Durante la guerra civil entre insurgentes de los Tigres de Liberación del Eelam Tamil y el Estado de mayoría cingalesa, el Ejército tuvo como blancos las iglesias cristianas y los templos hindúes donde los tamiles habían buscado refugio. Los Tigres Tamiles respondieron masacrando a docenas de monjes budistas. En 1990, mataron a más de 100 musulmanes que eran considerados colaboradores del Gobierno.

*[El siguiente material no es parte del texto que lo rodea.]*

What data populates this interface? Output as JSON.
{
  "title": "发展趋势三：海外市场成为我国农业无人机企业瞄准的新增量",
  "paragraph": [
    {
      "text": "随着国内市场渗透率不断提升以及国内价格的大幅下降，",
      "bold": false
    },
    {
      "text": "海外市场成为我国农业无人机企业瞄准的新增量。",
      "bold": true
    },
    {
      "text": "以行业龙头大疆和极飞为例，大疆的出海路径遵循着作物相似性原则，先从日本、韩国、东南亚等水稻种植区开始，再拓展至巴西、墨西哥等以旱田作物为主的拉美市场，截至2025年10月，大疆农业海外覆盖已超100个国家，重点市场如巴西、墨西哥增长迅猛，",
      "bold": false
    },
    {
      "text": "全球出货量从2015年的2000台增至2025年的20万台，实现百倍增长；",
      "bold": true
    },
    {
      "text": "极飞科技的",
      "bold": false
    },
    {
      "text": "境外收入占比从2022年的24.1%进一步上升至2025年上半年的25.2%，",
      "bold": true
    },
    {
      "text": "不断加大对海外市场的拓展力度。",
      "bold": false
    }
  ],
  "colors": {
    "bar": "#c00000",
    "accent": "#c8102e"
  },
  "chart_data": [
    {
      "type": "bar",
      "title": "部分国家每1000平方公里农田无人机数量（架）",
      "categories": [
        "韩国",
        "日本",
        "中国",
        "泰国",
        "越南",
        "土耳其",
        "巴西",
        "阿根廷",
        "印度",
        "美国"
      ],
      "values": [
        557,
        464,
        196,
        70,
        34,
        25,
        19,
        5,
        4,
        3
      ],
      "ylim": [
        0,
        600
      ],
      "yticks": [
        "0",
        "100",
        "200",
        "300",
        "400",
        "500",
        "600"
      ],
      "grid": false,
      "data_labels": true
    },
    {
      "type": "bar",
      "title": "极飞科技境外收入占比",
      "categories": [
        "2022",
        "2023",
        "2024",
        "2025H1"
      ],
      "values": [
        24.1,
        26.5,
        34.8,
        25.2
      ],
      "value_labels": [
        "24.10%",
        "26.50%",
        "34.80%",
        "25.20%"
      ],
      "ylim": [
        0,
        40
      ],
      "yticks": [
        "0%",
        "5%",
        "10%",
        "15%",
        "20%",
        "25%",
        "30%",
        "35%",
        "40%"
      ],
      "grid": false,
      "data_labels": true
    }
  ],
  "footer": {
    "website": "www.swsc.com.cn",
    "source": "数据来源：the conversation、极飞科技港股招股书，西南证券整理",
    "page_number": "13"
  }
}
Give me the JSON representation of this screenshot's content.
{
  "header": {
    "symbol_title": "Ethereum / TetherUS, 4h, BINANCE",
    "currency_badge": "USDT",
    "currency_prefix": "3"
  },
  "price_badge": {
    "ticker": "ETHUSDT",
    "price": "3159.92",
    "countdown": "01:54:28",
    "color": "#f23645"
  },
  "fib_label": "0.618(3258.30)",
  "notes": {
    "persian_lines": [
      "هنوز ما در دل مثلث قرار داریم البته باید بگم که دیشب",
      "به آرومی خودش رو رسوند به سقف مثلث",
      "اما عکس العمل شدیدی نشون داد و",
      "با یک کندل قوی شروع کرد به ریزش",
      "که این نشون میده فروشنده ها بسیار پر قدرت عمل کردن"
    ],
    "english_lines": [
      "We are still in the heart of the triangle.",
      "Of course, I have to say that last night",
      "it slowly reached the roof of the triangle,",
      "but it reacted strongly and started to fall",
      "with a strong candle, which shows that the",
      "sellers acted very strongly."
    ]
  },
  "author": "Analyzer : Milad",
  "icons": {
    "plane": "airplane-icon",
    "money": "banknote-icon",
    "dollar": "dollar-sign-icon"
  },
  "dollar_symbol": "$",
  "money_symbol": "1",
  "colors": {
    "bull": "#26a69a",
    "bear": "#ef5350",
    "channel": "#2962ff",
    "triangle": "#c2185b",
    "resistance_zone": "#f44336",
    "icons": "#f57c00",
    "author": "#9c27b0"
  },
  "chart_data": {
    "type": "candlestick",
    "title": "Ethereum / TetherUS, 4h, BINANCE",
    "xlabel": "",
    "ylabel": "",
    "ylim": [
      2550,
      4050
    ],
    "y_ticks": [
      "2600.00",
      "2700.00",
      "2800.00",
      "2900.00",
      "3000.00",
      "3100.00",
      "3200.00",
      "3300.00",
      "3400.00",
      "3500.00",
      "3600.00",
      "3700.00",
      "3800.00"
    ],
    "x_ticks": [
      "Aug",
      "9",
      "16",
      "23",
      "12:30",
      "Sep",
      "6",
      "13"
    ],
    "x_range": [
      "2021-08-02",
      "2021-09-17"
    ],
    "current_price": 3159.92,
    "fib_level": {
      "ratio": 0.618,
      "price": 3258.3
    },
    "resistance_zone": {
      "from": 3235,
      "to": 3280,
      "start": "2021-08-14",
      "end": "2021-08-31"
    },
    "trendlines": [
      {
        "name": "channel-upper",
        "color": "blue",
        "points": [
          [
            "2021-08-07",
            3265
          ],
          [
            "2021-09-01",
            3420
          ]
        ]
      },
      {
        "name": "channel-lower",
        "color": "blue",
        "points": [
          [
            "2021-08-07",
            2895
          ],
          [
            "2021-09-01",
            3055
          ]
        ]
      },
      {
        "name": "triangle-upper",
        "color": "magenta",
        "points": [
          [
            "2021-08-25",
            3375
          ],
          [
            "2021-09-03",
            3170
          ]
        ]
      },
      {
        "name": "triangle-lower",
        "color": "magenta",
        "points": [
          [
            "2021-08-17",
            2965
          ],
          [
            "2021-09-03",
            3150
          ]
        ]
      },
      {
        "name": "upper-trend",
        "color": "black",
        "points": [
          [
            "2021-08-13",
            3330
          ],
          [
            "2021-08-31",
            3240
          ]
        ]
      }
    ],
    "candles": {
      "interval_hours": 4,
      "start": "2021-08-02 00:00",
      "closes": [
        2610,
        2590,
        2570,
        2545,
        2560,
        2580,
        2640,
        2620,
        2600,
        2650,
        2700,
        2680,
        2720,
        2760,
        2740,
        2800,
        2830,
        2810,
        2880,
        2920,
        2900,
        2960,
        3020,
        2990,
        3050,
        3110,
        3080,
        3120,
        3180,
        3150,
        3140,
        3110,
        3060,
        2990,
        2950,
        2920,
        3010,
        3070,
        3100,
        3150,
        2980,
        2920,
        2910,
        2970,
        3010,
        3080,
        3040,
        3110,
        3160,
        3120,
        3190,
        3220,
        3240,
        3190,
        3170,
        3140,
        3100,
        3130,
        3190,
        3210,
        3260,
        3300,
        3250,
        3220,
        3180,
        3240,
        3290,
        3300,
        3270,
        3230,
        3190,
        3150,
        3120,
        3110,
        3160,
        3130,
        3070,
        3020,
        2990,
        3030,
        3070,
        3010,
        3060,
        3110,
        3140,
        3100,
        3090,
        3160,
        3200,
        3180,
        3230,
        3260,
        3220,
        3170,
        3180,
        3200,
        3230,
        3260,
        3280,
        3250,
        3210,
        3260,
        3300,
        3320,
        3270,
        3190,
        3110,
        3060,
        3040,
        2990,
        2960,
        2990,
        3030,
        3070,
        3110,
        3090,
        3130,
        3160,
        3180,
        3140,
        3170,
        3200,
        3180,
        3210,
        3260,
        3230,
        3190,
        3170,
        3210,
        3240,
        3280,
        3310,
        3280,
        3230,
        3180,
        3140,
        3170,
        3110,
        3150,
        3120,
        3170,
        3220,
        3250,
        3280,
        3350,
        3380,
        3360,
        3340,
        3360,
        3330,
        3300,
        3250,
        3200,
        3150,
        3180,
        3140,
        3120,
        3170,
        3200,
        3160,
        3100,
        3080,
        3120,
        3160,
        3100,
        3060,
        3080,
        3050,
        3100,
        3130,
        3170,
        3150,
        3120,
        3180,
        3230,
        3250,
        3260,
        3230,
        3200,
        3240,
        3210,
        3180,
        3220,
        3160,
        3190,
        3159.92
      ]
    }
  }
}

La población de Sri Lanka es más del 70 por ciento cingalesa; la mayoría es budista, una minoría es cristiana. Alrededor del 10 por ciento del País es tamil, principalmente hindú y cristiano. Los musulmanes conforman otro 10 por ciento y son considerados una etnia distinta, aunque muchos hablan tamil.

La Constitución otorga un estatus especial al budismo, que para muchos cingaleses es sinónimo de su etnia. Después de que los tamiles fueron derrotados, un movimiento nacionalista budista ganó la aceptación del Gobierno, y monjes extremistas se enfocaron en nuevos enemigos: los musulmanes y los cristianos.